Another danger noted by Mitch Kapor is that venture funds provide small investments only as a starting point to initiate a flow of transactions for the next series of “A rounds,” then the goals of the founding founders and founders do not match. Founders want the market value of a startup in anticipation of the next round to be high, while the fund wants to keep it low. I repeat, it is still difficult to say how serious this problem can become.
[5] Josh Kopelman (Josh Kopelman) noted another way to reduce the labor costs of funds in startup management - to reduce the time of participation in the board of directors of each of the projects.
[6] From this point of view, Google, like many others, was a template for the future. It would be great for venture capital funds if the similarity extended to profits, but I think these are too optimistic expectations. However, their profit is likely to be higher. I will explain the reason for this later.
[7] Following the “rolling close” scheme does not mean that a startup is always in search of funding. That would be too distracting. The point here is to make the search for financing take as little time as possible, and not more. The classic “round” of financing means that you will not receive money until all investors come to an agreement. Often this leads to a situation where all investors are inactive and expect activity from other players. Following a rolling close strategy usually prevents this outcome.

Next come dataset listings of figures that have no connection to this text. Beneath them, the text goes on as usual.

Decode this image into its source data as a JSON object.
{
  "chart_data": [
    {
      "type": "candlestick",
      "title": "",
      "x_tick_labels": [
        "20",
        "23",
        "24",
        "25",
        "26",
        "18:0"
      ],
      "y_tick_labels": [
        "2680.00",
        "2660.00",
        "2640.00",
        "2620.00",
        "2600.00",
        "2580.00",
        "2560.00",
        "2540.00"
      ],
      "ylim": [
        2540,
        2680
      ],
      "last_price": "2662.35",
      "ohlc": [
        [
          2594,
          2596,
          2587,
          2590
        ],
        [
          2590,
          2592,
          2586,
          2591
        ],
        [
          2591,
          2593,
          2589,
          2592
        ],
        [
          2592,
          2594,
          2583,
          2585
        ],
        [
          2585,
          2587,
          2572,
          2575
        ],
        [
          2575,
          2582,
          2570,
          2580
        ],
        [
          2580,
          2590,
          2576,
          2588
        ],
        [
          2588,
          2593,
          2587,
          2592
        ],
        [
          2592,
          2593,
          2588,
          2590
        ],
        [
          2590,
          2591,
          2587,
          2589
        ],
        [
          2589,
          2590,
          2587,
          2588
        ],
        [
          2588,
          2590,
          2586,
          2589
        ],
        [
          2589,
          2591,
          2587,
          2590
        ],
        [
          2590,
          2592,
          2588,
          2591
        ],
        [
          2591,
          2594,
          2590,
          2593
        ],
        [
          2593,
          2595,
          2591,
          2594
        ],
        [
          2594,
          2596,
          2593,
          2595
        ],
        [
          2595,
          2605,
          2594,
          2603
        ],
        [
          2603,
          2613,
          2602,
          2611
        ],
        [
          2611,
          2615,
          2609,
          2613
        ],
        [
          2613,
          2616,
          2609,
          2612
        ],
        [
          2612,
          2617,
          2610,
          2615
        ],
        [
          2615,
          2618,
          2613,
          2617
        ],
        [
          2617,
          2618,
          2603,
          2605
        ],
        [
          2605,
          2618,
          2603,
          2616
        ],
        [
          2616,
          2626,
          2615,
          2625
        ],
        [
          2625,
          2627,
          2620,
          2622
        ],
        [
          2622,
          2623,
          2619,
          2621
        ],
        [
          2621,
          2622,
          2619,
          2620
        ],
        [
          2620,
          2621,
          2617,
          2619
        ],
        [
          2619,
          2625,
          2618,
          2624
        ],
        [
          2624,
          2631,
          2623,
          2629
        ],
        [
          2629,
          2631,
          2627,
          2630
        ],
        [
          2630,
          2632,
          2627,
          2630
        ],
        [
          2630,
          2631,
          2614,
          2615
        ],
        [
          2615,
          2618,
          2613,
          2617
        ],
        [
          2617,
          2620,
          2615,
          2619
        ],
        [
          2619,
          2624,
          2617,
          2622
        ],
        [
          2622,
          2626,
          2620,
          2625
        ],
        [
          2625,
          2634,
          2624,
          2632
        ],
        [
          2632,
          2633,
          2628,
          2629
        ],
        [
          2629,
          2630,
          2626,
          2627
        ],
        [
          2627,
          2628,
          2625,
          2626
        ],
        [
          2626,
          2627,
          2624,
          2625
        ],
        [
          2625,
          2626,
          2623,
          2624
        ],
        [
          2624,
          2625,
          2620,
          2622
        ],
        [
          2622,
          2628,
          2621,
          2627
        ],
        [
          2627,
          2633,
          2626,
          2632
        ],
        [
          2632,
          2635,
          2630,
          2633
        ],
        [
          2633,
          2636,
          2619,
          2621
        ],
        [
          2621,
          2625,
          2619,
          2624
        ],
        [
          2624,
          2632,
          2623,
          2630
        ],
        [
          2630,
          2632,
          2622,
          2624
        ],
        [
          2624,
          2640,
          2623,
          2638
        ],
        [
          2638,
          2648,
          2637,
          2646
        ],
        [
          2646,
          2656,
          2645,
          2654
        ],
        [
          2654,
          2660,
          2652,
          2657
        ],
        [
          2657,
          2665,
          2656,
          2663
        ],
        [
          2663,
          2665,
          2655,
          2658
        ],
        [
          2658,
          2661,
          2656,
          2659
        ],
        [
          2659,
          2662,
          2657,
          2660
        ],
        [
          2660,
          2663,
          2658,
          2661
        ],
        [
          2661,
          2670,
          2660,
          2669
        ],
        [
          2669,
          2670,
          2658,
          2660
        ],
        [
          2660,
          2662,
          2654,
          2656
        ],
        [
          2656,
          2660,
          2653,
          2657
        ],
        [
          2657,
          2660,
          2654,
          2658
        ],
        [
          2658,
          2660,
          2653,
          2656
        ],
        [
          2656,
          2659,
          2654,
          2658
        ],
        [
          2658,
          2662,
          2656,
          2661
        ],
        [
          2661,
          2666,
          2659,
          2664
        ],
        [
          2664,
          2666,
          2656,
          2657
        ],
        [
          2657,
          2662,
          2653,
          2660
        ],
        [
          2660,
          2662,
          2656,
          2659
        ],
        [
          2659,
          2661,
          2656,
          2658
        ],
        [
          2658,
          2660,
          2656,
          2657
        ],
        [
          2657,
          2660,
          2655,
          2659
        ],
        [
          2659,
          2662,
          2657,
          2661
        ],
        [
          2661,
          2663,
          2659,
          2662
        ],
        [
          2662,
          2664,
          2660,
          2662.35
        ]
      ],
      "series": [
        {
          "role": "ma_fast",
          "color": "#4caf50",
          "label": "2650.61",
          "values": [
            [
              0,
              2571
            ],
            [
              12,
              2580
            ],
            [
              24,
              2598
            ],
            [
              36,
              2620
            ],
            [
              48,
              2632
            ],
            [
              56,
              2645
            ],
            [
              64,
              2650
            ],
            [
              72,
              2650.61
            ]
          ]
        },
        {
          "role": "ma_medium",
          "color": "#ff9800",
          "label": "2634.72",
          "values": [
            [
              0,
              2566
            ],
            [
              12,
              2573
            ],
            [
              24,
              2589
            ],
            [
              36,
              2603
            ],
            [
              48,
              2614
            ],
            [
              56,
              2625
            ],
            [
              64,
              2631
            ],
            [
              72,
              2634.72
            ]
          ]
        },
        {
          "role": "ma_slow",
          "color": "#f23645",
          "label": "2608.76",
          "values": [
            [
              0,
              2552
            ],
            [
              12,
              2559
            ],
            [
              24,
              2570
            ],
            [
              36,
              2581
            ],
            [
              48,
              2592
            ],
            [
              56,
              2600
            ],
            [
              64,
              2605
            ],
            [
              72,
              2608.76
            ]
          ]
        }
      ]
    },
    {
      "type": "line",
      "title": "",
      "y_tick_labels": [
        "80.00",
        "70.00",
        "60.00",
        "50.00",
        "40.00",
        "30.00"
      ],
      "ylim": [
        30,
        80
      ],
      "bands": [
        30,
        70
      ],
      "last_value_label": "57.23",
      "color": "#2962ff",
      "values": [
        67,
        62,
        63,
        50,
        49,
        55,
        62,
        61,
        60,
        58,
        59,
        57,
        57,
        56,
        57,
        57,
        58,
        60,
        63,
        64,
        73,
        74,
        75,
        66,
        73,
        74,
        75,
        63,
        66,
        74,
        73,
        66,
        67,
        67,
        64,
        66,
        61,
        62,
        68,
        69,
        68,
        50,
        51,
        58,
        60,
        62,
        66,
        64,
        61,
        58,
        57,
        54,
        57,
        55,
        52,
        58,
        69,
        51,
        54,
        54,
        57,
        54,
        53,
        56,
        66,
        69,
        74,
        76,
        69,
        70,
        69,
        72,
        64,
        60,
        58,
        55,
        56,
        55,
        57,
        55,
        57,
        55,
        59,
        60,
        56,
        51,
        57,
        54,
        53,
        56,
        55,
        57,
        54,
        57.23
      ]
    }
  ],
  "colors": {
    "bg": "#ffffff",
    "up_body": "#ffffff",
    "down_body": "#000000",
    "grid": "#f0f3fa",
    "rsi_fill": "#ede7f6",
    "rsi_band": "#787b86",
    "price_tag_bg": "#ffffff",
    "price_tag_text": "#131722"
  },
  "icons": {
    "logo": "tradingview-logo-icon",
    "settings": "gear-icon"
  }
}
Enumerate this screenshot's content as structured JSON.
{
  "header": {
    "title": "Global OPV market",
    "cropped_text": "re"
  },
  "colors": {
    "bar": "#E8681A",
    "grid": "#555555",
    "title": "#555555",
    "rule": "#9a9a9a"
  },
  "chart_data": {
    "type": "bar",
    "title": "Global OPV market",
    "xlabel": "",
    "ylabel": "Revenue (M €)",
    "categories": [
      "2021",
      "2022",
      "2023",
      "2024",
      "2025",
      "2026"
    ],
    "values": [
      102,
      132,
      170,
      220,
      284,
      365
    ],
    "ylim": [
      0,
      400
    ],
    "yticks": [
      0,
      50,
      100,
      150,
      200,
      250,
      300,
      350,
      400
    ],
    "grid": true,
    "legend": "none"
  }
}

[8] There are two mutually exclusive reasons for the appearance of “hot deals”: the quality of the company and the domino effect among investors. The first is obviously the best harbinger of success.
[9] Part of the fact of chance is masked by the fact that investing is essentially a self-fulfilling prophecy.
[10] At the moment, the shift in power towards the founders is somewhat exaggerated, since the market is in the hands of sellers. At the first decrease in the trend, it will seem that I overestimated the degree of shift, but already at the next increase in the trend after it, the founders will find themselves more influential than ever.
[11] In general, a situation will become less common when one investor is invested in several consecutive “rounds”. An exception is an attempt to maintain a percentage of the company. When the same investor invests in successive rounds, this usually means that the startup does not receive a market price. Perhaps this will not bother the founders. Perhaps they will prefer to work with an already well-known investor. But with increasing the efficiency of the investment market, it will be easier to get the market price for a startup, provided that the founders want it. In turn, this means an increasing differentiation of the investor community.
[12] Usually 3 weeks pass between these ten minutes. This allows founders to rely on cheap plane tickets. However, with the exception of this, ten minutes can pass without a break.
[13] I do not presume to say that option pools will completely disappear. They are a convenient administrative advantage. What will disappear is investors requiring their use.
The author thanks : Sam Altman, John Bautista, Trevor Blackwell, Paul Buchheit, Jeff Clavier, Patrick Collison, Ron Conway, Matt Cohler, Chris Dixon, Mitch Kapor, Josh Kopelman, Pete Koomen, Carolynn Levy, Jessica Livingston, Ariel Poler, Geoff Ralston, Naval Ravikant, Dan Siroker, Harj Taggar, and Fred Wilson for their help in writing this article.